My guess? They knew there were potential problems, but NASCAR hoped they could skate by one more year on a track which was last repaved in 1978. NASCAR would rather ask viewers to watch an over six hour race than have it appear there might be something wrong with their legendary race track.

Well, they gambled ... and lost, big-time. And probably lost a lot of first-time viewers tuning into the race to see what NASCAR is all about.

Have to hand it to the FOX announcers -- they filled all that time as best they could, and with absolutely nothing negative said about NASCAR (you don't bite the hand ...).

The only driver who complained publicly was Dale Earnhardt, Jr. Demonstrating his family's virtual ownership of the track and the sport, he said, "If they'd a repaved it when I told 'em too, it'd be perfect by now."

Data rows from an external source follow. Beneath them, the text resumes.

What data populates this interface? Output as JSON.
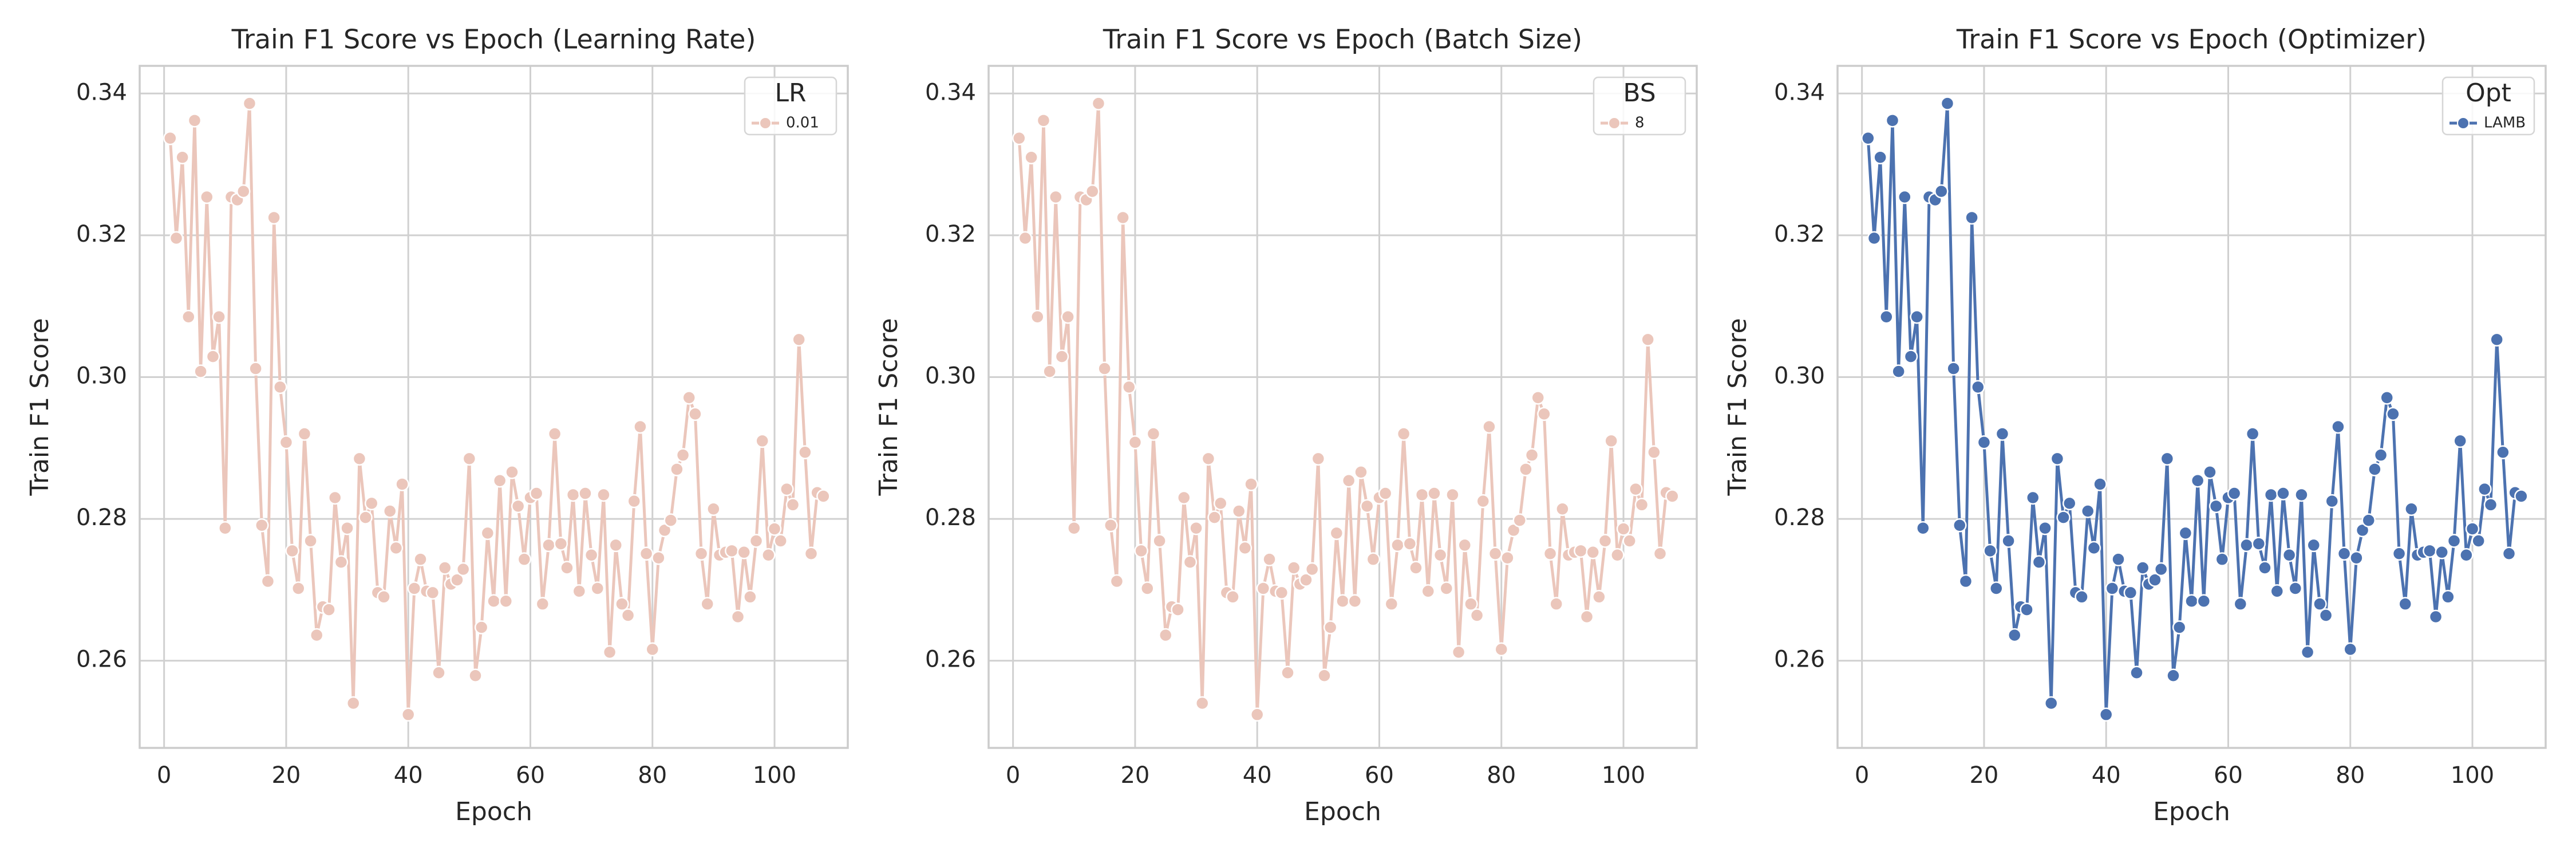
{
  "chart_data": [
    {
      "type": "line",
      "title": "Train F1 Score vs Epoch (Learning Rate)",
      "xlabel": "Epoch",
      "ylabel": "Train F1 Score",
      "legend_title": "LR",
      "legend": "upper right",
      "grid": true,
      "xlim": [
        -4,
        112
      ],
      "ylim": [
        0.2477,
        0.3439
      ],
      "xticks": [
        0,
        20,
        40,
        60,
        80,
        100
      ],
      "yticks": [
        0.26,
        0.28,
        {
          "value": 0.3,
          "label": "0.30"
        },
        0.32,
        0.34
      ],
      "x": [
        1,
        2,
        3,
        4,
        5,
        6,
        7,
        8,
        9,
        10,
        11,
        12,
        13,
        14,
        15,
        16,
        17,
        18,
        19,
        20,
        21,
        22,
        23,
        24,
        25,
        26,
        27,
        28,
        29,
        30,
        31,
        32,
        33,
        34,
        35,
        36,
        37,
        38,
        39,
        40,
        41,
        42,
        43,
        44,
        45,
        46,
        47,
        48,
        49,
        50,
        51,
        52,
        53,
        54,
        55,
        56,
        57,
        58,
        59,
        60,
        61,
        62,
        63,
        64,
        65,
        66,
        67,
        68,
        69,
        70,
        71,
        72,
        73,
        74,
        75,
        76,
        77,
        78,
        79,
        80,
        81,
        82,
        83,
        84,
        85,
        86,
        87,
        88,
        89,
        90,
        91,
        92,
        93,
        94,
        95,
        96,
        97,
        98,
        99,
        100,
        101,
        102,
        103,
        104,
        105,
        106,
        107,
        108
      ],
      "series": [
        {
          "name": "0.01",
          "color": "#ebc6bb",
          "values": [
            0.3337,
            0.3196,
            0.331,
            0.3085,
            0.3362,
            0.3008,
            0.3254,
            0.3029,
            0.3085,
            0.2787,
            0.3254,
            0.325,
            0.3262,
            0.3386,
            0.3012,
            0.2791,
            0.2712,
            0.3225,
            0.2986,
            0.2908,
            0.2755,
            0.2702,
            0.292,
            0.2769,
            0.2636,
            0.2676,
            0.2672,
            0.283,
            0.2739,
            0.2787,
            0.254,
            0.2885,
            0.2802,
            0.2822,
            0.2696,
            0.269,
            0.2811,
            0.2759,
            0.2849,
            0.2524,
            0.2702,
            0.2743,
            0.2698,
            0.2696,
            0.2583,
            0.2731,
            0.2708,
            0.2714,
            0.2729,
            0.2885,
            0.2579,
            0.2647,
            0.278,
            0.2684,
            0.2854,
            0.2684,
            0.2866,
            0.2818,
            0.2743,
            0.283,
            0.2836,
            0.268,
            0.2763,
            0.292,
            0.2765,
            0.2731,
            0.2834,
            0.2698,
            0.2836,
            0.2749,
            0.2702,
            0.2834,
            0.2612,
            0.2763,
            0.268,
            0.2664,
            0.2825,
            0.293,
            0.2751,
            0.2616,
            0.2745,
            0.2784,
            0.2798,
            0.287,
            0.289,
            0.2971,
            0.2948,
            0.2751,
            0.268,
            0.2814,
            0.2749,
            0.2753,
            0.2755,
            0.2662,
            0.2753,
            0.269,
            0.2769,
            0.291,
            0.2749,
            0.2786,
            0.2769,
            0.2842,
            0.282,
            0.3053,
            0.2894,
            0.2751,
            0.2837,
            0.2832
          ]
        }
      ]
    },
    {
      "type": "line",
      "title": "Train F1 Score vs Epoch (Batch Size)",
      "xlabel": "Epoch",
      "ylabel": "Train F1 Score",
      "legend_title": "BS",
      "legend": "upper right",
      "grid": true,
      "xlim": [
        -4,
        112
      ],
      "ylim": [
        0.2477,
        0.3439
      ],
      "xticks": [
        0,
        20,
        40,
        60,
        80,
        100
      ],
      "yticks": [
        0.26,
        0.28,
        {
          "value": 0.3,
          "label": "0.30"
        },
        0.32,
        0.34
      ],
      "x": [
        1,
        2,
        3,
        4,
        5,
        6,
        7,
        8,
        9,
        10,
        11,
        12,
        13,
        14,
        15,
        16,
        17,
        18,
        19,
        20,
        21,
        22,
        23,
        24,
        25,
        26,
        27,
        28,
        29,
        30,
        31,
        32,
        33,
        34,
        35,
        36,
        37,
        38,
        39,
        40,
        41,
        42,
        43,
        44,
        45,
        46,
        47,
        48,
        49,
        50,
        51,
        52,
        53,
        54,
        55,
        56,
        57,
        58,
        59,
        60,
        61,
        62,
        63,
        64,
        65,
        66,
        67,
        68,
        69,
        70,
        71,
        72,
        73,
        74,
        75,
        76,
        77,
        78,
        79,
        80,
        81,
        82,
        83,
        84,
        85,
        86,
        87,
        88,
        89,
        90,
        91,
        92,
        93,
        94,
        95,
        96,
        97,
        98,
        99,
        100,
        101,
        102,
        103,
        104,
        105,
        106,
        107,
        108
      ],
      "series": [
        {
          "name": "8",
          "color": "#ebc6bb",
          "values": [
            0.3337,
            0.3196,
            0.331,
            0.3085,
            0.3362,
            0.3008,
            0.3254,
            0.3029,
            0.3085,
            0.2787,
            0.3254,
            0.325,
            0.3262,
            0.3386,
            0.3012,
            0.2791,
            0.2712,
            0.3225,
            0.2986,
            0.2908,
            0.2755,
            0.2702,
            0.292,
            0.2769,
            0.2636,
            0.2676,
            0.2672,
            0.283,
            0.2739,
            0.2787,
            0.254,
            0.2885,
            0.2802,
            0.2822,
            0.2696,
            0.269,
            0.2811,
            0.2759,
            0.2849,
            0.2524,
            0.2702,
            0.2743,
            0.2698,
            0.2696,
            0.2583,
            0.2731,
            0.2708,
            0.2714,
            0.2729,
            0.2885,
            0.2579,
            0.2647,
            0.278,
            0.2684,
            0.2854,
            0.2684,
            0.2866,
            0.2818,
            0.2743,
            0.283,
            0.2836,
            0.268,
            0.2763,
            0.292,
            0.2765,
            0.2731,
            0.2834,
            0.2698,
            0.2836,
            0.2749,
            0.2702,
            0.2834,
            0.2612,
            0.2763,
            0.268,
            0.2664,
            0.2825,
            0.293,
            0.2751,
            0.2616,
            0.2745,
            0.2784,
            0.2798,
            0.287,
            0.289,
            0.2971,
            0.2948,
            0.2751,
            0.268,
            0.2814,
            0.2749,
            0.2753,
            0.2755,
            0.2662,
            0.2753,
            0.269,
            0.2769,
            0.291,
            0.2749,
            0.2786,
            0.2769,
            0.2842,
            0.282,
            0.3053,
            0.2894,
            0.2751,
            0.2837,
            0.2832
          ]
        }
      ]
    },
    {
      "type": "line",
      "title": "Train F1 Score vs Epoch (Optimizer)",
      "xlabel": "Epoch",
      "ylabel": "Train F1 Score",
      "legend_title": "Opt",
      "legend": "upper right",
      "grid": true,
      "xlim": [
        -4,
        112
      ],
      "ylim": [
        0.2477,
        0.3439
      ],
      "xticks": [
        0,
        20,
        40,
        60,
        80,
        100
      ],
      "yticks": [
        0.26,
        0.28,
        {
          "value": 0.3,
          "label": "0.30"
        },
        0.32,
        0.34
      ],
      "x": [
        1,
        2,
        3,
        4,
        5,
        6,
        7,
        8,
        9,
        10,
        11,
        12,
        13,
        14,
        15,
        16,
        17,
        18,
        19,
        20,
        21,
        22,
        23,
        24,
        25,
        26,
        27,
        28,
        29,
        30,
        31,
        32,
        33,
        34,
        35,
        36,
        37,
        38,
        39,
        40,
        41,
        42,
        43,
        44,
        45,
        46,
        47,
        48,
        49,
        50,
        51,
        52,
        53,
        54,
        55,
        56,
        57,
        58,
        59,
        60,
        61,
        62,
        63,
        64,
        65,
        66,
        67,
        68,
        69,
        70,
        71,
        72,
        73,
        74,
        75,
        76,
        77,
        78,
        79,
        80,
        81,
        82,
        83,
        84,
        85,
        86,
        87,
        88,
        89,
        90,
        91,
        92,
        93,
        94,
        95,
        96,
        97,
        98,
        99,
        100,
        101,
        102,
        103,
        104,
        105,
        106,
        107,
        108
      ],
      "series": [
        {
          "name": "LAMB",
          "color": "#4c72b0",
          "values": [
            0.3337,
            0.3196,
            0.331,
            0.3085,
            0.3362,
            0.3008,
            0.3254,
            0.3029,
            0.3085,
            0.2787,
            0.3254,
            0.325,
            0.3262,
            0.3386,
            0.3012,
            0.2791,
            0.2712,
            0.3225,
            0.2986,
            0.2908,
            0.2755,
            0.2702,
            0.292,
            0.2769,
            0.2636,
            0.2676,
            0.2672,
            0.283,
            0.2739,
            0.2787,
            0.254,
            0.2885,
            0.2802,
            0.2822,
            0.2696,
            0.269,
            0.2811,
            0.2759,
            0.2849,
            0.2524,
            0.2702,
            0.2743,
            0.2698,
            0.2696,
            0.2583,
            0.2731,
            0.2708,
            0.2714,
            0.2729,
            0.2885,
            0.2579,
            0.2647,
            0.278,
            0.2684,
            0.2854,
            0.2684,
            0.2866,
            0.2818,
            0.2743,
            0.283,
            0.2836,
            0.268,
            0.2763,
            0.292,
            0.2765,
            0.2731,
            0.2834,
            0.2698,
            0.2836,
            0.2749,
            0.2702,
            0.2834,
            0.2612,
            0.2763,
            0.268,
            0.2664,
            0.2825,
            0.293,
            0.2751,
            0.2616,
            0.2745,
            0.2784,
            0.2798,
            0.287,
            0.289,
            0.2971,
            0.2948,
            0.2751,
            0.268,
            0.2814,
            0.2749,
            0.2753,
            0.2755,
            0.2662,
            0.2753,
            0.269,
            0.2769,
            0.291,
            0.2749,
            0.2786,
            0.2769,
            0.2842,
            0.282,
            0.3053,
            0.2894,
            0.2751,
            0.2837,
            0.2832
          ]
        }
      ]
    }
  ]
}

Only Junior has the juice to make a comment like that with no one from NASCAR saying anything to him about it.

This Sunday, it's a 500-miler at Auto Club Speedway in Fontana, CA, about 70 miles and several universes, cultures, languages and lifestyles east of downtown Los Angeles. It's a two-mile track built by Roger Penske, a twin of his track in Brooklyn, MI.

The weather report calls for rain Friday night (and it was raining as I wrote this late Friday in Los Angeles), and heavy rain Sunday. But maybe NASCAR (and especially we fans) are catching a break -- that rain is not supposed to start until late afternoon, but predictions for these Pacific winter storms are reliably unreliable.

NASCAR has been criticized for years for starting their season during the rainiest part of the year in many areas of the country, almost guaranteeing a few rained out events.

But they'll take their chances in California and across the country until the generally dry summer, because there is money to be made and NASCAR and its track owners haven't exactly been raking it in the past year or so.

Let's see how NASCAR handles this one. And the next.